From the article:
DSM diagnoses are based on a consensus about clusters of clinical symptoms, not any objective laboratory measure. In the rest of medicine, this would be equivalent to creating diagnostic systems based on the nature of chest pain or the quality of fever. (Thomas R. Insel, M.D., Director of the National Institute of Mental Health)
I think this is very good news. Notice how it changes the semiotics of mental illness. A better paradigm for mental illness is that intolerable stress causes a wide variety of symptoms in people. A major stressor of this type is, of course, interpersonal stress. FIML cannot by any stretch of the imagination fix all mental illness, but it can help suitable partners greatly reduce interpersonal stress.
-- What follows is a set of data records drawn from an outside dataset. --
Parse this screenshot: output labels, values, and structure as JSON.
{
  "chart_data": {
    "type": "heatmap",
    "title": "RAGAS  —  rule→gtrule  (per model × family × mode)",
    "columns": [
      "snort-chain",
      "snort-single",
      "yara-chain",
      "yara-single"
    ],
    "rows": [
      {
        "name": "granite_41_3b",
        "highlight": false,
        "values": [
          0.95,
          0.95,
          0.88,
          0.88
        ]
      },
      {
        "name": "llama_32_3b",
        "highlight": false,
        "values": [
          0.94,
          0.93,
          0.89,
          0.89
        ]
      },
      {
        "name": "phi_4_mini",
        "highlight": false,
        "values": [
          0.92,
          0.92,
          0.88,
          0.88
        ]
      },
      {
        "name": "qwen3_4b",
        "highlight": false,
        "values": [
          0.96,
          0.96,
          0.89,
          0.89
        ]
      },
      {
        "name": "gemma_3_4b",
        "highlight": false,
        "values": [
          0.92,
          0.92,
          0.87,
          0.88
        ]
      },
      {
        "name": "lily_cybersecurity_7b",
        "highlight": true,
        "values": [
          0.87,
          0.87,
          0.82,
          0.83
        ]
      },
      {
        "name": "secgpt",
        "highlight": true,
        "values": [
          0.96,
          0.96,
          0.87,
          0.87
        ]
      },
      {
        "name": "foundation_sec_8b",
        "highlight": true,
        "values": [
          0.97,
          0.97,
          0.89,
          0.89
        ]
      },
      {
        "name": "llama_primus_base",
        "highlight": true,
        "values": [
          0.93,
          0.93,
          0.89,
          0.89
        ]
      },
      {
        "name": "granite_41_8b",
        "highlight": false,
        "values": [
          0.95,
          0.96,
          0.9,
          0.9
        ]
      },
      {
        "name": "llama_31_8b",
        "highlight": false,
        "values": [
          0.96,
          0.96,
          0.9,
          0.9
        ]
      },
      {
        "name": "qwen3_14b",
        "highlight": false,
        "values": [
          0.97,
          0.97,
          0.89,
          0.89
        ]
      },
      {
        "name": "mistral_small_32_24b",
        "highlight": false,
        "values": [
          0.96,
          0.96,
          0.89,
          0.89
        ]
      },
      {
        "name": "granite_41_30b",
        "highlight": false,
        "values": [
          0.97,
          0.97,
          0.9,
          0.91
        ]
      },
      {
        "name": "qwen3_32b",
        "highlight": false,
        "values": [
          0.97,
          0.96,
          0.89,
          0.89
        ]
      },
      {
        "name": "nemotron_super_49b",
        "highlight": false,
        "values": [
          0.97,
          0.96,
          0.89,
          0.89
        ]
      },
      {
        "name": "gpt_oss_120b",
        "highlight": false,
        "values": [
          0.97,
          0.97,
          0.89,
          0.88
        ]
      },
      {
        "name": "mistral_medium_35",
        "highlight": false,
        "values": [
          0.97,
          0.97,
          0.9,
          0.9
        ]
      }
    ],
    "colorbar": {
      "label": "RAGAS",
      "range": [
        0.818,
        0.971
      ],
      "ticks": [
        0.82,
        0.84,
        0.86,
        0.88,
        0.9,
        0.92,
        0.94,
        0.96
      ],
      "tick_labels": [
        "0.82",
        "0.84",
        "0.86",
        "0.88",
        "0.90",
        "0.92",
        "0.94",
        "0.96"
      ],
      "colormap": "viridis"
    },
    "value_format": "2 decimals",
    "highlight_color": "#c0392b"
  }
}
Edit: Yesterday, I read reasonable objections to Insel’s statement to the effect that we are not able to obtain “laboratory measure(s),” or biological markers, for all mental illness. I completely agree with this objection.
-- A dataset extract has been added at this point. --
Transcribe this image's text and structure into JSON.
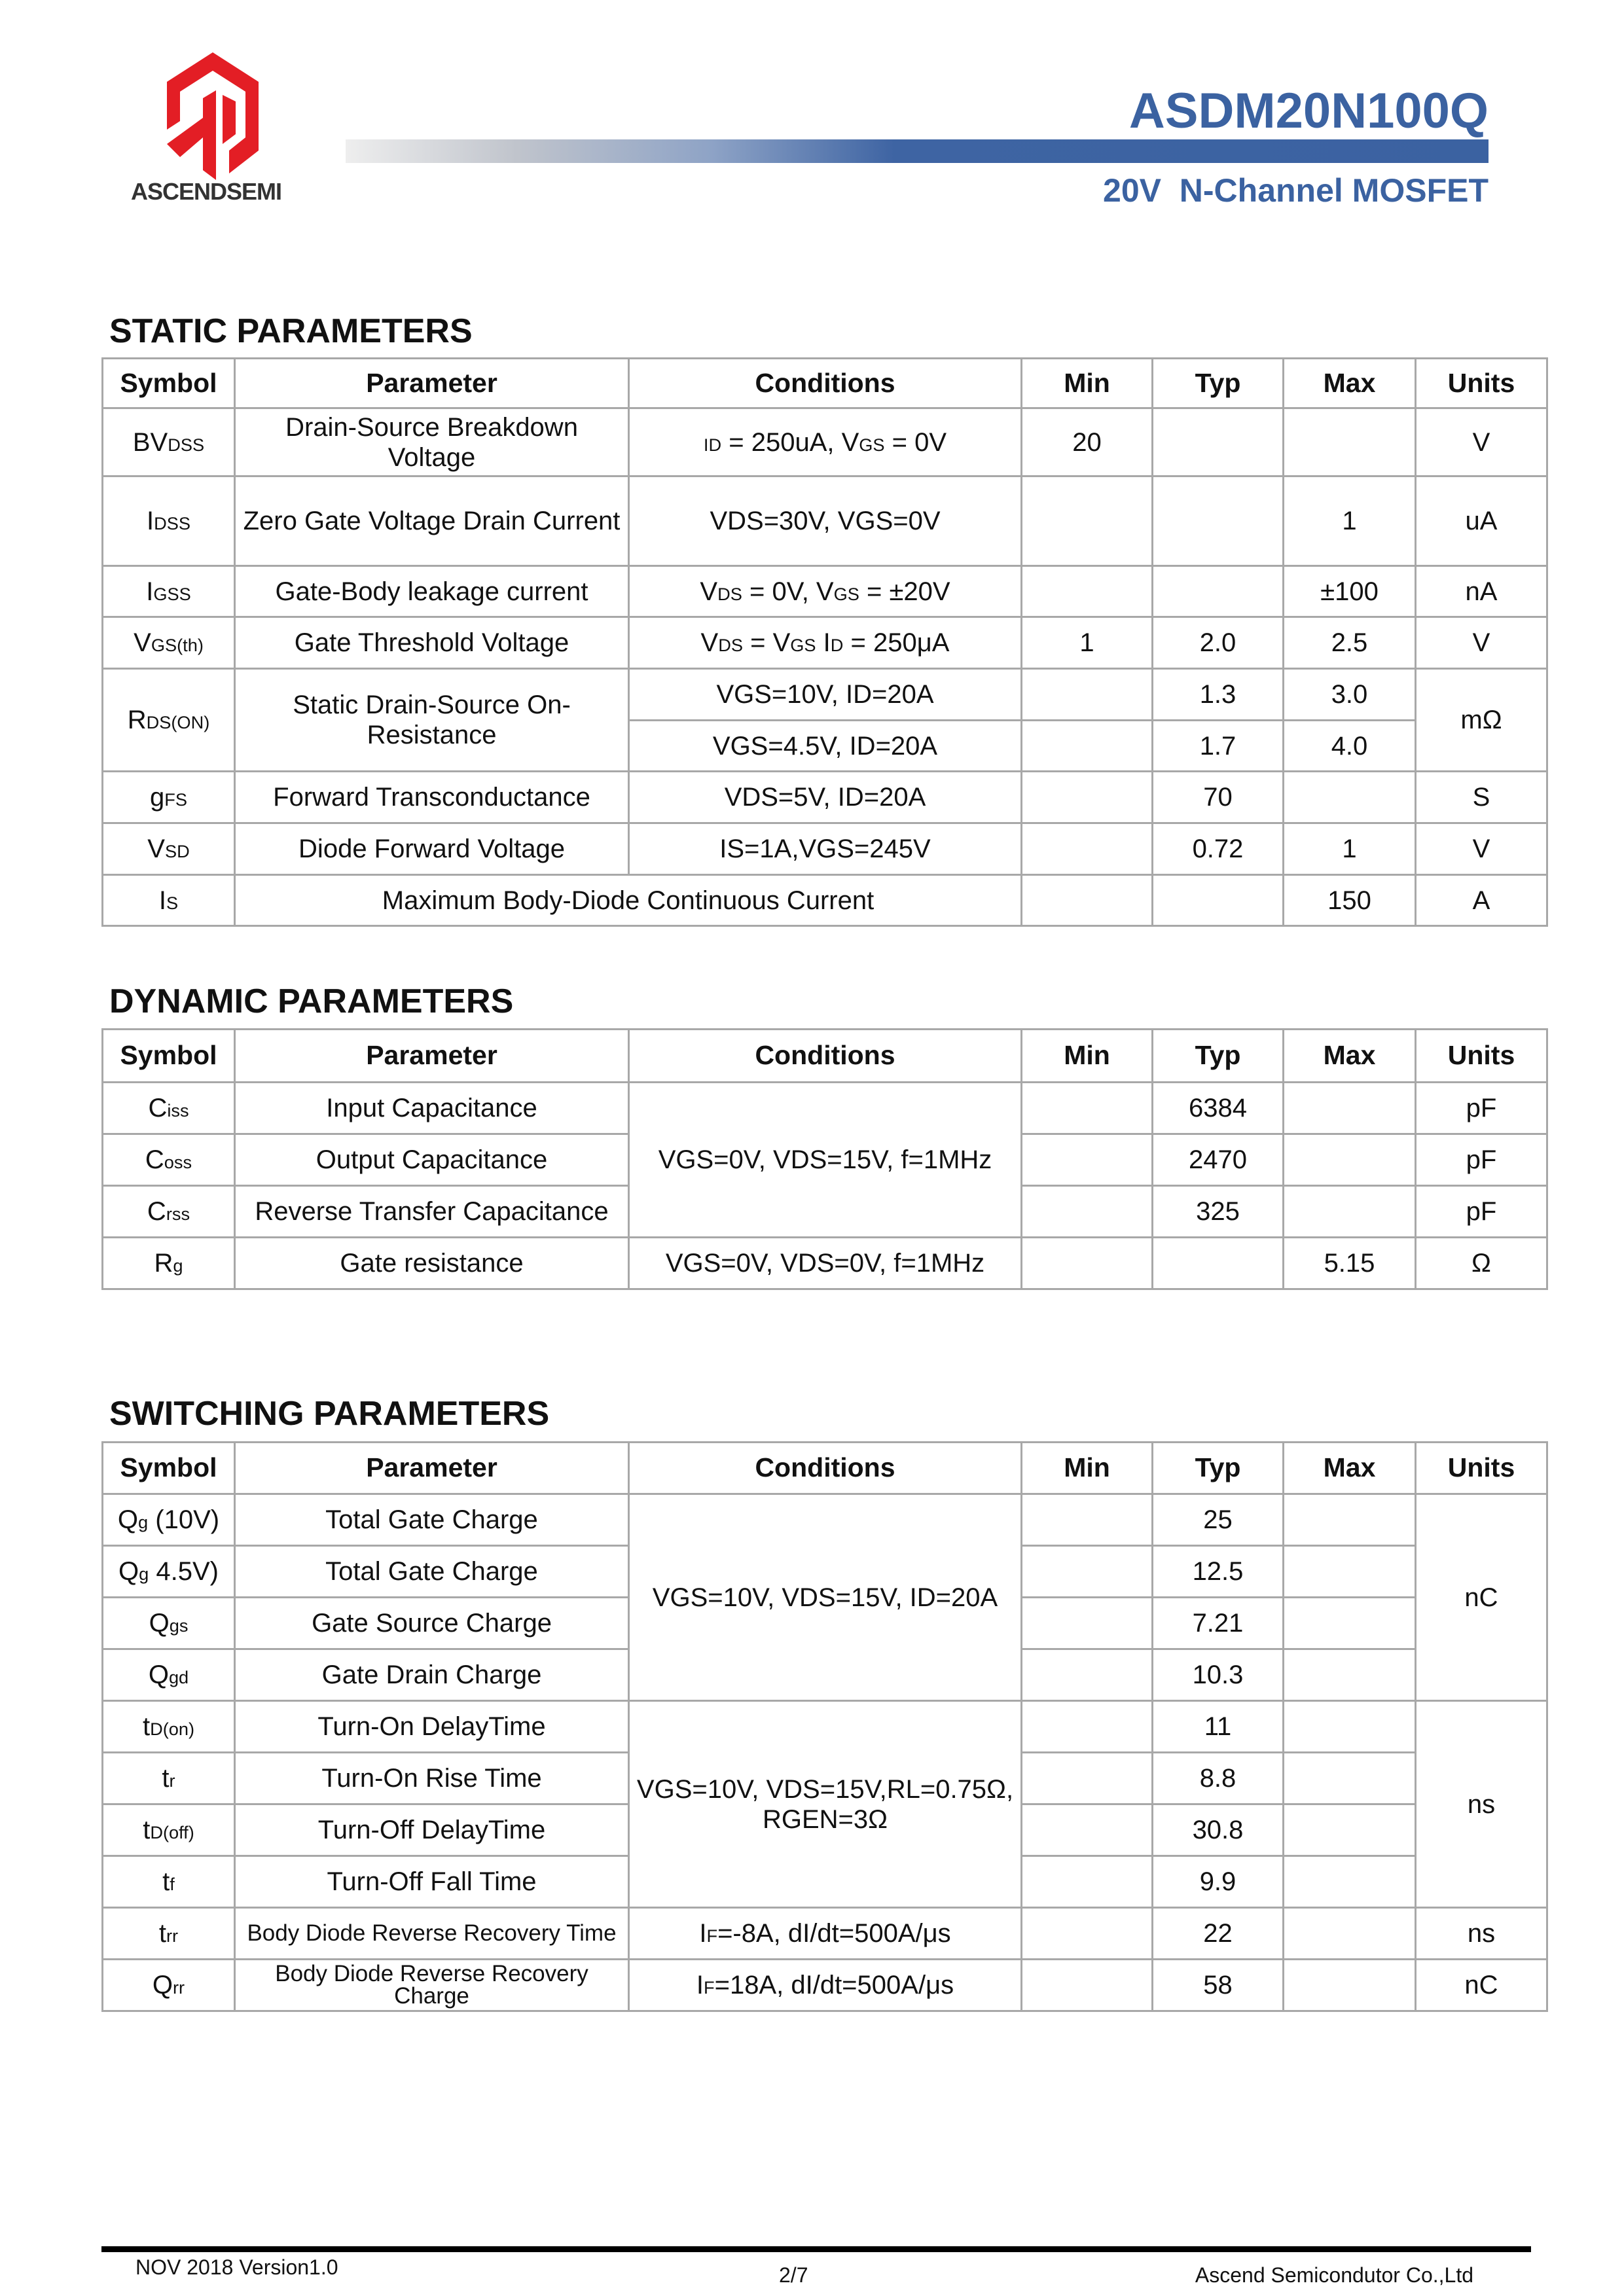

The synthesis of the two points of view (Insel v/ the DSM) seems to me to be that drugs should only be very guardedly prescribed, if they are prescribed at all, in situations where there are no “laboratory measures” or biological markers (both are fairly vague terms).
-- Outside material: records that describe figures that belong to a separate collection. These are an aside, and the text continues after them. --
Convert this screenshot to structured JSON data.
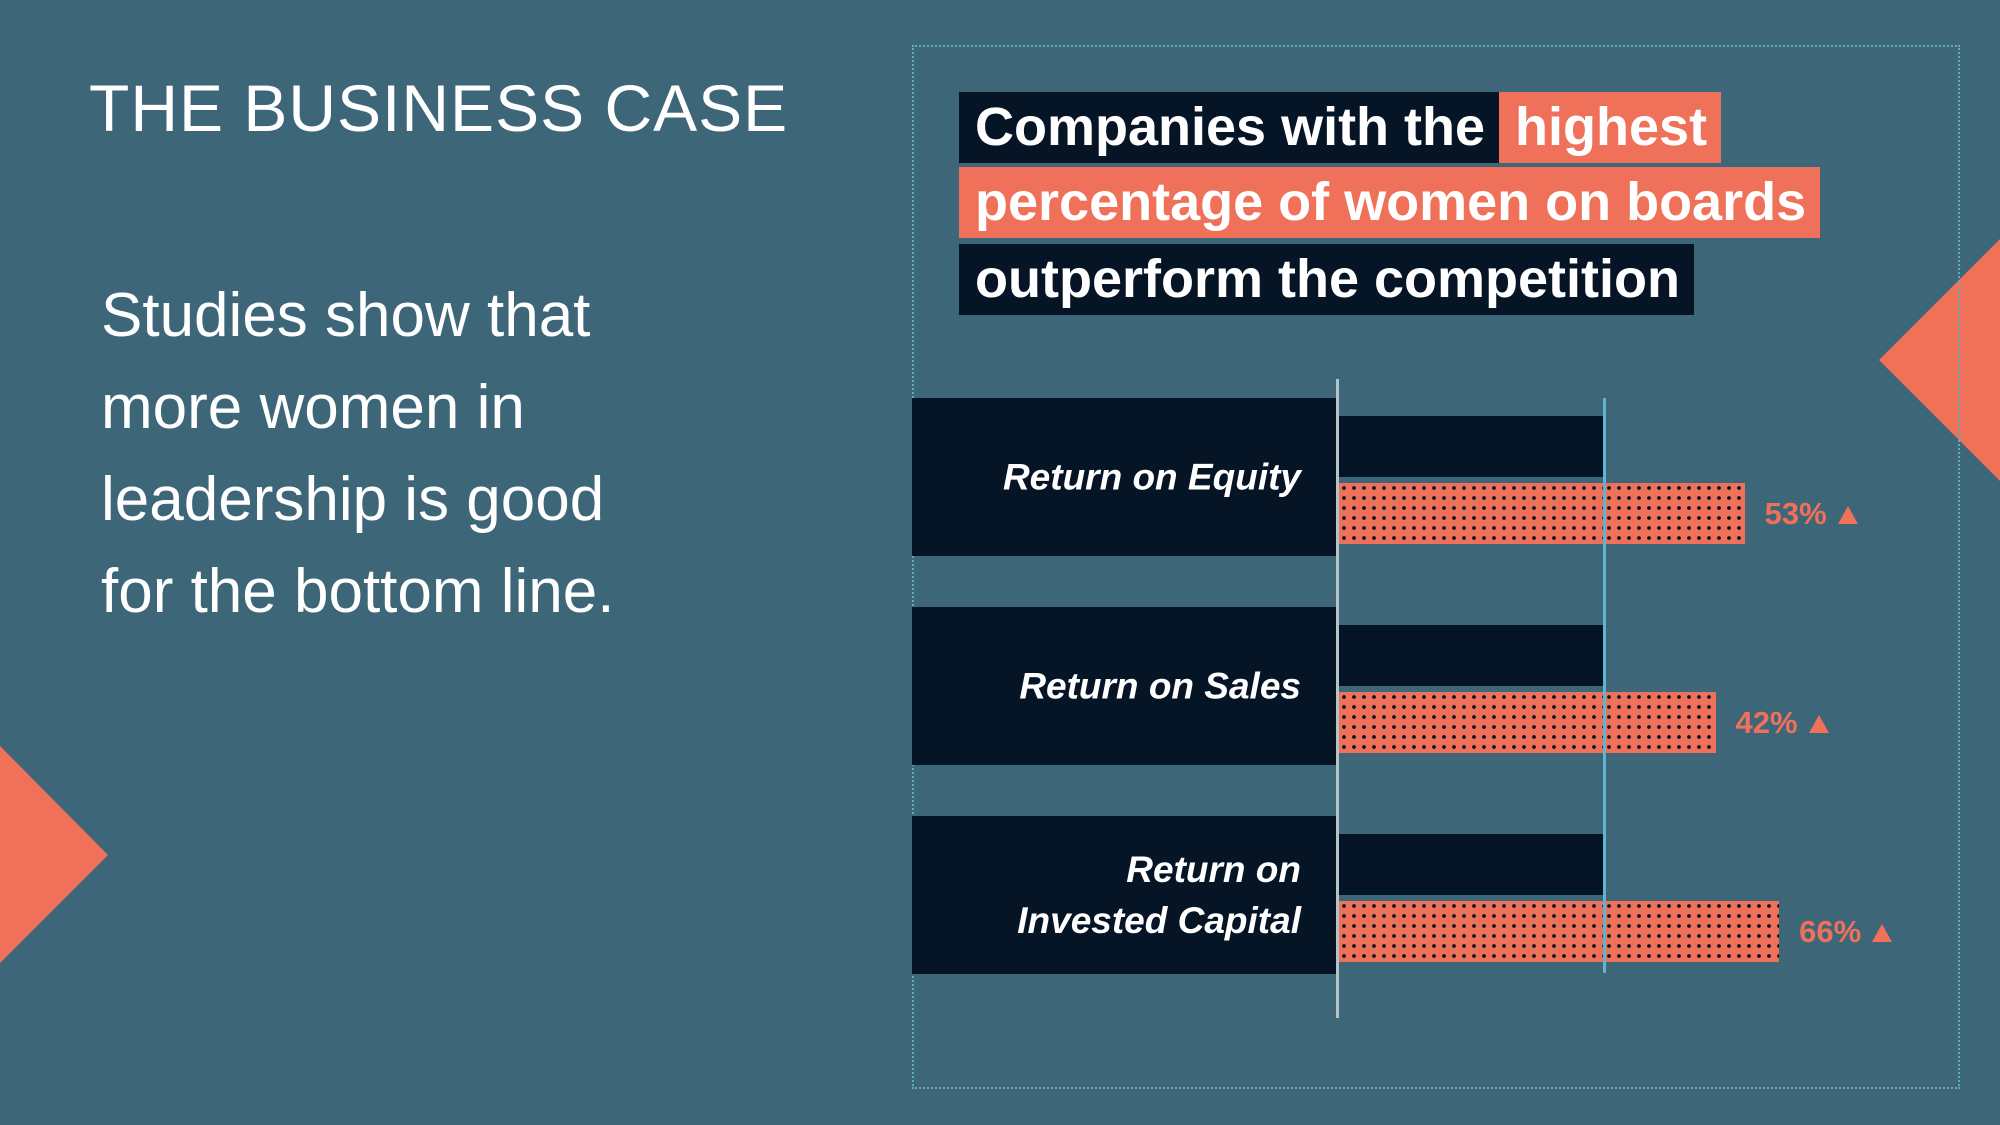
{
  "header": {
    "title": "THE BUSINESS CASE"
  },
  "body": {
    "lines": [
      "Studies show that",
      "more women in",
      "leadership is good",
      "for the bottom line."
    ]
  },
  "chart_data": {
    "type": "bar",
    "title_lines": [
      [
        "Companies with the",
        "highest"
      ],
      [
        "percentage of women on boards"
      ],
      [
        "outperform the competition"
      ]
    ],
    "categories": [
      "Return on Equity",
      "Return on Sales",
      "Return on Invested Capital"
    ],
    "series": [
      {
        "color": "#061526",
        "values": [
          100,
          100,
          100
        ]
      },
      {
        "color": "#f07159",
        "values": [
          53,
          42,
          66
        ],
        "value_labels": [
          "53%",
          "42%",
          "66%"
        ]
      }
    ],
    "xlim": [
      0,
      175
    ]
  }
}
Does interpersonal stress produce biological markers? I bet it does. Does interpersonal stress of the type that can probably be cured by FIML practice produce biological markers? I bet it does. But I also bet that it would be far better to try FIML, or something else, long before resorting to drug therapy.
Another point: I believe it is probably healthy to feel nervous, anxious, depressed, repulsed, etc. when around people who communicate dishonestly, manipulatively, or with strong ulterior motives. Since I also believe that most people communicate pretty badly, it actually seems to me that many psychological “problems” are thus healthy, valuable responses.